You will have lots of different emotions
Recovery can be a rollercoaster. Be prepared to experience a range of emotions, which can often be conflicting. One day you may be angry at yourself for gaining weight or eating something out of your comfort zone. The next you could be angry at yourself because you are trying so hard but just aren’t able to stick to your treatment plan. There will be days when you are happy about making progress, and other days when you feel sad about leaving behind a life you have come to know so well. Trying to separate eating-disordered thoughts from helpful, recovery-focused thoughts can be incredibly confusing, but does get easier with practice.
You might want to give up
There will be times when you wake up and find the idea of fighting your eating disorder for another day unbearable. It gets harder before it gets easier, and recovery can be an exhausting process. It might feel like it’s too hard, and that living with your eating disorder is easier than trying to fight it. These thoughts can become overwhelming, and you can find yourself giving in to the old thoughts and behaviours that you have become used to. You are not alone in this.

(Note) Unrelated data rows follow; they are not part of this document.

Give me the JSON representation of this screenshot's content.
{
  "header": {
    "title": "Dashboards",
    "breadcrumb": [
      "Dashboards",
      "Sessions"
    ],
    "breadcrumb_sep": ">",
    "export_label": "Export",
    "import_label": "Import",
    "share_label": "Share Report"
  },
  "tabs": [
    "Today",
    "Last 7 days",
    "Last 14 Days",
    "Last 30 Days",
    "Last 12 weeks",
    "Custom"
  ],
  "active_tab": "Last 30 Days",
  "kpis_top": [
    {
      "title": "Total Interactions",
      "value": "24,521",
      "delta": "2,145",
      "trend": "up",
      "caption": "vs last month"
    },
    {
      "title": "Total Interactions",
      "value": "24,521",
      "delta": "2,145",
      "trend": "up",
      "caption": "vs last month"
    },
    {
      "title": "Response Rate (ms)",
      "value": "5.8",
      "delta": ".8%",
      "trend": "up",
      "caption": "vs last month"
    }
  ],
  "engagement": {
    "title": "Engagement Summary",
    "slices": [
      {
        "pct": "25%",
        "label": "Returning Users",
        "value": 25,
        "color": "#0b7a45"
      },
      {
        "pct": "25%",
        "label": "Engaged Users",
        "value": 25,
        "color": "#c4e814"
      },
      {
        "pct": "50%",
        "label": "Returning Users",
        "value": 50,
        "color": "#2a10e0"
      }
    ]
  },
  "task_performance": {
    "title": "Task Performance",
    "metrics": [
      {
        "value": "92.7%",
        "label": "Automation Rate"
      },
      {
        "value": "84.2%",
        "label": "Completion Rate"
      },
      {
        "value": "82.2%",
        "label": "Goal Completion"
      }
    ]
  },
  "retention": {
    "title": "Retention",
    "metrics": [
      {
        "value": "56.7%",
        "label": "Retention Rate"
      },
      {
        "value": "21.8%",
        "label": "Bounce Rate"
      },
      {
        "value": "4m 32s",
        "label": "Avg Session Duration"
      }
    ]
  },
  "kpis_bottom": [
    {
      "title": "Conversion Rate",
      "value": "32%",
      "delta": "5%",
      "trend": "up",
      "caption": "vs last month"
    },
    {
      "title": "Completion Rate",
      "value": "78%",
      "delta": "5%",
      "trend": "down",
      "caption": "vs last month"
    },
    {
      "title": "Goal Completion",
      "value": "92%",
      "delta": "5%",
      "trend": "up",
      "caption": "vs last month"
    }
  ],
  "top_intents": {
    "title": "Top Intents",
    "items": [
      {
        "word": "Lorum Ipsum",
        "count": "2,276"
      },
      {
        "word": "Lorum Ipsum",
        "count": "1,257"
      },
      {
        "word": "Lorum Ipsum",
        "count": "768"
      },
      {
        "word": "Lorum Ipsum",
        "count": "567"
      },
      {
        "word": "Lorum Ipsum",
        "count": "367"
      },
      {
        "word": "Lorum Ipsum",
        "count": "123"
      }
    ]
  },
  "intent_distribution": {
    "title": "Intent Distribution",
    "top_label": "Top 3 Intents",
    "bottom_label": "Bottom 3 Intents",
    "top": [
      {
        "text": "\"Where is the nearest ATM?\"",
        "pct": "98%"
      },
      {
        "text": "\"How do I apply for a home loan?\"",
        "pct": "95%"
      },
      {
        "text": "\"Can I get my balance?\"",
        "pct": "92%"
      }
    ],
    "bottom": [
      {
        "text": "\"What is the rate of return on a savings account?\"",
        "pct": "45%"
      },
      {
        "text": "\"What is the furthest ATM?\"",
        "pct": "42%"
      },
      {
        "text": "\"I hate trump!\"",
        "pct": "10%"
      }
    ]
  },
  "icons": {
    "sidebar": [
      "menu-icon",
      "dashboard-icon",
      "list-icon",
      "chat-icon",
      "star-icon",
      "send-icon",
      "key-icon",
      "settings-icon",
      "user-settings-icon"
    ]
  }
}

You might have to start over
If you do find that you’re struggling to motivate yourself to recover, that’s okay. It will probably happen at least once, and may happen many times over. Recovery is not a straight road, there are hills and valleys and u-turns along the way. The important thing is recognising this, accepting it and moving forward in whichever way you need to.
It does get easier
You might have some relapses into old habits along the way. Being ‘well’ or ‘recovered’ can feel impossible and completely out of reach at the beginning. But over time, with the right amount of commitment and support, it becomes more and more attainable. The days where you wake up feeling motivated and positive about your progress are few and far between to begin with. But they do get more frequent and eventually outweigh the difficult days. Things that seemed impossible to begin with become part of your routine as you’ll take on new challenges. Each time you progress, you’ll realise how strong you really are.
It will be worth it
I cannot possibly emphasise this point enough. I spent so long believing that I couldn’t, wouldn’t and didn’t deserve to recover; I genuinely believed that it was never going to happen for me. I had absolutely resigned myself to the fact my illness was going to kill me one day. But I am here, stronger than I ever imagined and living a life I never thought possible.
I still get thoughts occasionally that are unhelpful but I can challenge them now. My relationships are better, I can focus on my job and my education. My physical health has improved and I feel immeasurably happier. I can take enjoyment out of tasks that weren’t even possible before. I can exercise for fun, I can eat with my friends, I can enjoy food without punishing myself. And most of all, I can accept and appreciate myself for everything that makes me who I really am – and that doesn’t include an eating disorder.